Man habe dann zunächst versucht,

 

"Gewalttaten gegen die Zivilbevölkerung und gegen die bewaffnete Macht gesetzlich einzuschränken. Nach dem Ersten Weltkrieg forderte der gesunde Menschenverstand jedoch, daß die Verurteilung des Krieges durch das Gesetz tiefer reichen müsse. Das Gesetz solle nicht nur verurteilen, einen Krieg auf unzivilisierte Art zu führen, sondern überhaupt einen unzivilisierten Krieg, einen Angriffskrieg, zu führen ...

 

Die Wiederaufnahme des Grundsatzes, daß es ungerechte Kriege gebe und daß ungerechte Kriege ungesetzlich seien, läßt sich in vielen Stufen verfolgen. Vor allem ist in dieser Entwicklung der Briand‑Kellogg‑Pakt vom Jahre 1928 bedeutsam.
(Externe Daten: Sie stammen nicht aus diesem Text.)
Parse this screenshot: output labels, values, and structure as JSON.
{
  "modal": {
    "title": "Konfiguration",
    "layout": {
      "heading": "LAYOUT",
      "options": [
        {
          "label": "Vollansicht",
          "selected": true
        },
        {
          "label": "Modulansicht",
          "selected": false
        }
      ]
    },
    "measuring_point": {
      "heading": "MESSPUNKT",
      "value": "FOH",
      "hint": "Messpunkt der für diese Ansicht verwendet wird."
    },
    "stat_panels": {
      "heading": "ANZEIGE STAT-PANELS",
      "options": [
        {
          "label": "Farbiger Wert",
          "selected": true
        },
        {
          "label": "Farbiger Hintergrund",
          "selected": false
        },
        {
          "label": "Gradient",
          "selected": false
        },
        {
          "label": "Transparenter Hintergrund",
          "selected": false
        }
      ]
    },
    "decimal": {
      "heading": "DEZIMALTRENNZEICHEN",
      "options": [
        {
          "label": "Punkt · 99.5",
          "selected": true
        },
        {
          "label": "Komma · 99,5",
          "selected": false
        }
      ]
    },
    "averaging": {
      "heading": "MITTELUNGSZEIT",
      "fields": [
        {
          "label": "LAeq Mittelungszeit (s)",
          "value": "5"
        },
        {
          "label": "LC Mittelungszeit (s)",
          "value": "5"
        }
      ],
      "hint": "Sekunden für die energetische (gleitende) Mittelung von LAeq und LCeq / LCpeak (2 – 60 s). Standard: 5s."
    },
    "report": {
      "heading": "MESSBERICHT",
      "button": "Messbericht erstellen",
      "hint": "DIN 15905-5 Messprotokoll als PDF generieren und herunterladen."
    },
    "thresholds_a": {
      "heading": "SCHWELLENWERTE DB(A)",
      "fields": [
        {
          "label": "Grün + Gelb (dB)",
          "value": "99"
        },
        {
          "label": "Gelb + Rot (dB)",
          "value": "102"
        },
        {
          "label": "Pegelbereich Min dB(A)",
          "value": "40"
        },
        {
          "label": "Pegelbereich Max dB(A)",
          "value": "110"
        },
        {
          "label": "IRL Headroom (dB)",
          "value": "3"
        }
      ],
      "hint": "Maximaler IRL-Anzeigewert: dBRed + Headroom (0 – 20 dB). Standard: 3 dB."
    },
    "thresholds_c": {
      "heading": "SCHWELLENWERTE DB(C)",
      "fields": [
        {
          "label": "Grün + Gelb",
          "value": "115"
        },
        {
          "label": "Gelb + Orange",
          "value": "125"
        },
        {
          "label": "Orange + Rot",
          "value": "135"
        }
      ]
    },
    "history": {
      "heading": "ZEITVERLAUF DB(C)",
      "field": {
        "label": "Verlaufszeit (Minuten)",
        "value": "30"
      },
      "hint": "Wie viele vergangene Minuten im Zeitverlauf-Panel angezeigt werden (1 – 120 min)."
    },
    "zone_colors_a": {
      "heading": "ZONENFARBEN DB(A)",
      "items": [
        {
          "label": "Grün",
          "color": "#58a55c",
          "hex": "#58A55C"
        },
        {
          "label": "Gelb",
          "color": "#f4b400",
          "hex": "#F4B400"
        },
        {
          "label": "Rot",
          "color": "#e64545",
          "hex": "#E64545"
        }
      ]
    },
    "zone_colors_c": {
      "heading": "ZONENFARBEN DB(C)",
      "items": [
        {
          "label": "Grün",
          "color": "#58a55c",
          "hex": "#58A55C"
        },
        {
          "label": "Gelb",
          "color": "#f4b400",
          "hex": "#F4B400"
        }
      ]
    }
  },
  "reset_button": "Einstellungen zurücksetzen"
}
In ihm verzichteten Deutschland, Italien und Japan gemeinsam mit fast allen Nationen der Welt auf den Krieg als Instrument der Politik, verpflichteten sich, die Regelung von Streitigkeiten nur auf friedlichem Wege zu suchen, und verurteilten den Krieg als Mittel zur Lösung internationaler Streitfragen ...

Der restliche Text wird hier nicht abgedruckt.